By Gene Openshaw
Flip on the hotel TV or thumb through a local newspaper, and you'll see that sports are big in Italy — but not American sports. There's little interest in baseball, American football, or hockey. Instead, Italian sports idols are soccer players, skiers, cyclists, and motorcycle riders.
Italy's undisputed number-one sport is soccer (called il calcio). All other sports are a distant second, and on the night of a big match, expect to see sports bars jammed with loud fans, followed by a horn-blowing parade of cars after a victory. (For more on soccer in Italy, see Understanding Football in Italy).

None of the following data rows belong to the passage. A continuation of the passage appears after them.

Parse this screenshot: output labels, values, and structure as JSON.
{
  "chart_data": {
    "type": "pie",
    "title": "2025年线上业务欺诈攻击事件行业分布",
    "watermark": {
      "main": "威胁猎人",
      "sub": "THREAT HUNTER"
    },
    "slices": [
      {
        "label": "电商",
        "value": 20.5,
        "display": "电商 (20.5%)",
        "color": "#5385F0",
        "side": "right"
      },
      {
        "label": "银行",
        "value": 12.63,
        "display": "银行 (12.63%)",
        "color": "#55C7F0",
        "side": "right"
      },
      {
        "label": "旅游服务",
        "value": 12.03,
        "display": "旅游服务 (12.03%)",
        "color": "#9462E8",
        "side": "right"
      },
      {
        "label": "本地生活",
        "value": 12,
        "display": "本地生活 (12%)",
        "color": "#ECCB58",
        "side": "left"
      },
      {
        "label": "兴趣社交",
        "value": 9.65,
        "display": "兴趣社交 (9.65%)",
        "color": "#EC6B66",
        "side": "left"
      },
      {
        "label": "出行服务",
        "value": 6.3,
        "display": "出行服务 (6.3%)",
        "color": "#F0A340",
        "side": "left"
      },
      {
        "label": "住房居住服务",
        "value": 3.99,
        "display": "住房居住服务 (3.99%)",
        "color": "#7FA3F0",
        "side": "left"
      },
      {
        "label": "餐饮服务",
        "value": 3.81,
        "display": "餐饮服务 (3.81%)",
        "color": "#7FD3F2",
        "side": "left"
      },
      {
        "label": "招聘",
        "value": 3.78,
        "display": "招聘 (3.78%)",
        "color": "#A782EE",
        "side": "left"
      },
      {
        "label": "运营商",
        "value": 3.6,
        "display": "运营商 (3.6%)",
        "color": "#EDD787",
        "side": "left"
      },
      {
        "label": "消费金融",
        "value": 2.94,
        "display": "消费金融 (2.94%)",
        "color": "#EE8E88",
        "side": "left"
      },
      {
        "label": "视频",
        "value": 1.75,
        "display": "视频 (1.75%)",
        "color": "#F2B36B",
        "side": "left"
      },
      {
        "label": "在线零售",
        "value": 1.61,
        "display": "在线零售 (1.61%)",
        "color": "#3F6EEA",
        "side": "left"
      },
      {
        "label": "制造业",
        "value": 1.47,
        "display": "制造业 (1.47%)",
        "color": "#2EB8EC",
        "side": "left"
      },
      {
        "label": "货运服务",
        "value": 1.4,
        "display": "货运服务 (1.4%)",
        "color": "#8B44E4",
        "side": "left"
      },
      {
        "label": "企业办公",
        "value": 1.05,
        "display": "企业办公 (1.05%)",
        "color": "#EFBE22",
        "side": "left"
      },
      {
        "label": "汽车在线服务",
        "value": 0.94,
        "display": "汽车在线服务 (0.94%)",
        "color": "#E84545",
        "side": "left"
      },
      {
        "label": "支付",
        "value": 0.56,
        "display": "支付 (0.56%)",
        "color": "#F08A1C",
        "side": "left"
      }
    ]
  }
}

In the home country of Ferrari, Alfa Romeo, and Maserati, another popular spectator sport is motor racing — not stock cars like American NASCAR, but Formula One/Grand Prix. And since many Italians grow up zipping through narrow streets on small Vespas, it's little wonder that motorcycle racing (moto) is a major sport here. Sports that are only somewhat popular in America — tennis, golf, winter sports, and Olympic events (track and field) — are even more popular in Italy, especially if it involves homegrown talent.
Then there are the truly European sports — particularly cycling. During the 25-day Giro d'Italia, the entire route takes on a festive atmosphere. And Italians, who routinely play bocce in their parks and piazzas, also watch the pros do it on TV.
Europe is catching on to new sports trends emerging from America, like extreme sports (motocross, snowboarding, skateboarding) or beach volleyball. And America's "big three" are growing, if slowly. The NFL has a European "farm league" for trying out new talent, with teams in many European cities — but none in Italy. Basketball, however, is fast becoming a major Italian sport. Fans carry on with soccer-style rowdiness, and the Italian teams groom players and coaches who go on to careers in the NBA.
Gene Openshaw is the co-author of several Rick Steves guidebooks.